I’ve known Mr. Carter since I was but a young lad, back when we both still had full heads of long hair (only one of us does now; sadly, it’s not me), through the usual channels (basically, I don’t remember, but poetry, coffee and possibly mutual lovers played into it somehow). I knew him then as a poet, a snappy vest-wearer, an aficionado of good music and great literature, and someone who never gave himself enough credit. Geoff went on to become a writer and columnist for Scope Magazine (the precursor to the Las Vegas Weekly), a web content guru for the Las Vegas Sun and the precursor to VEGAS.com, and then he later emerged from a darkroom cocoon as a fantastic amateur photographer, just as he set sail for greener (and wetter) pastures in lovely Seattle, where he continues to ply his word trade.
We’ve stayed friends all these years, mainly and especially thanks to the magic of the interwebs. It was Geoff who was mostly responsible for turning me onto LiveJournal, through which I developed most of the good friends I have to this day, coming out of post-divorce fallout. And thanks to the magic of giant cylinders that float through the sky on jet-powered wings, I’ve probably physically hung out with that bastard more often over the last four or five years than we did in the previous 10 or 15.
It’s criminally unfair that Geoff Carter is not a household name. See, some of us hacks are really good at being in the right time and place, and have somehow attained a reasonable level of success and gainful employment through sheer willpower, despite not actually being that talented. The fact is, Geoff can write circles around just about anyone I know, myself included. He has a poet’s soul, but a humorist’s canny. He can work a camera, naturally, with no training or special lighting or planning, better than a lot of “pro” photogs I’ve come across. And the motherf*cker just gets fitter and better-looking as he gets older, not counting his fabulous mane of fashionably gray-ish hair.
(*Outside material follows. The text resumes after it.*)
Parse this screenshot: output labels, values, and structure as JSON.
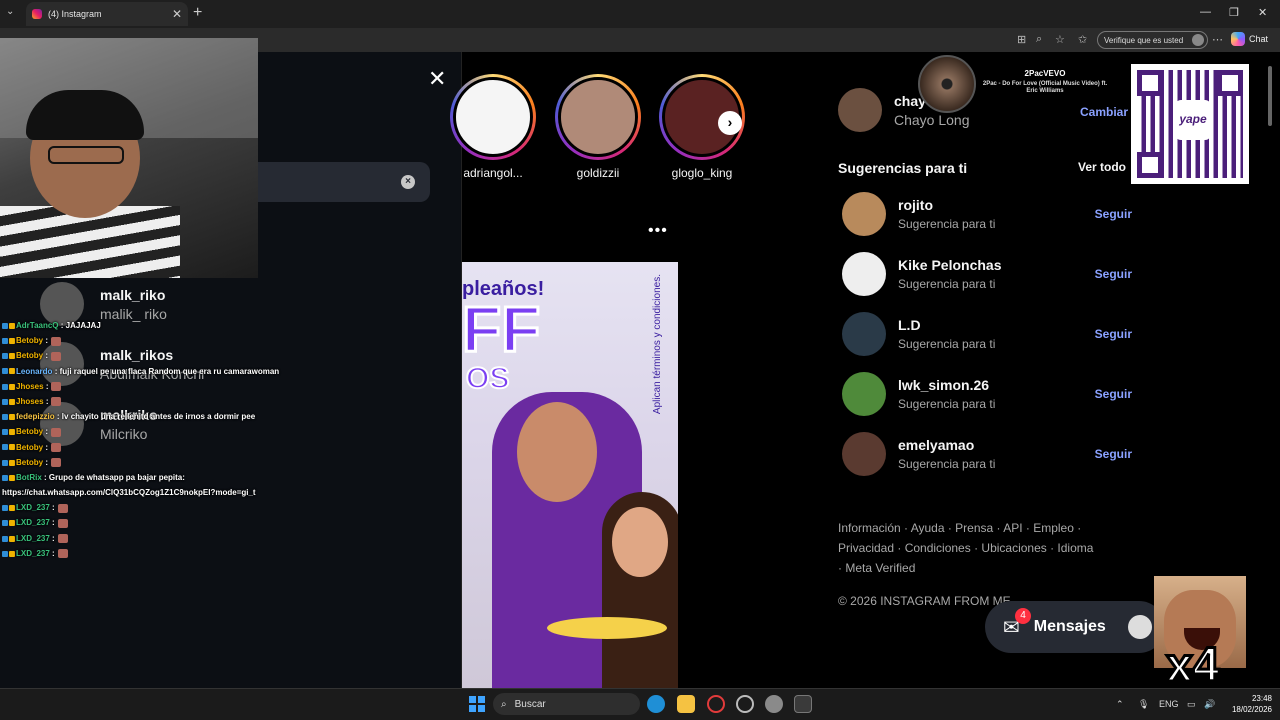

So, Geoff, happy birthday. And people of the world, when Geoff finally finishes that novel he’s been working on for ahem ahem years, and it’s available in what few bookstores are left outside of your iPads and Kindles and Swindles and Bindles, you best know you’re gonna buy/download/steal that sh*t, and then you, too, will want to be Geoff Carter when you grow up.
I’m reminded of the phrase that was embedded in the wall of Enigma: “On another level, perhaps this is all nonsense.” I sincerely hope so.
Thank you, thank you, thank you, sir. The words and the picture have made my heart to mushy mush. I look right smart in grayscale.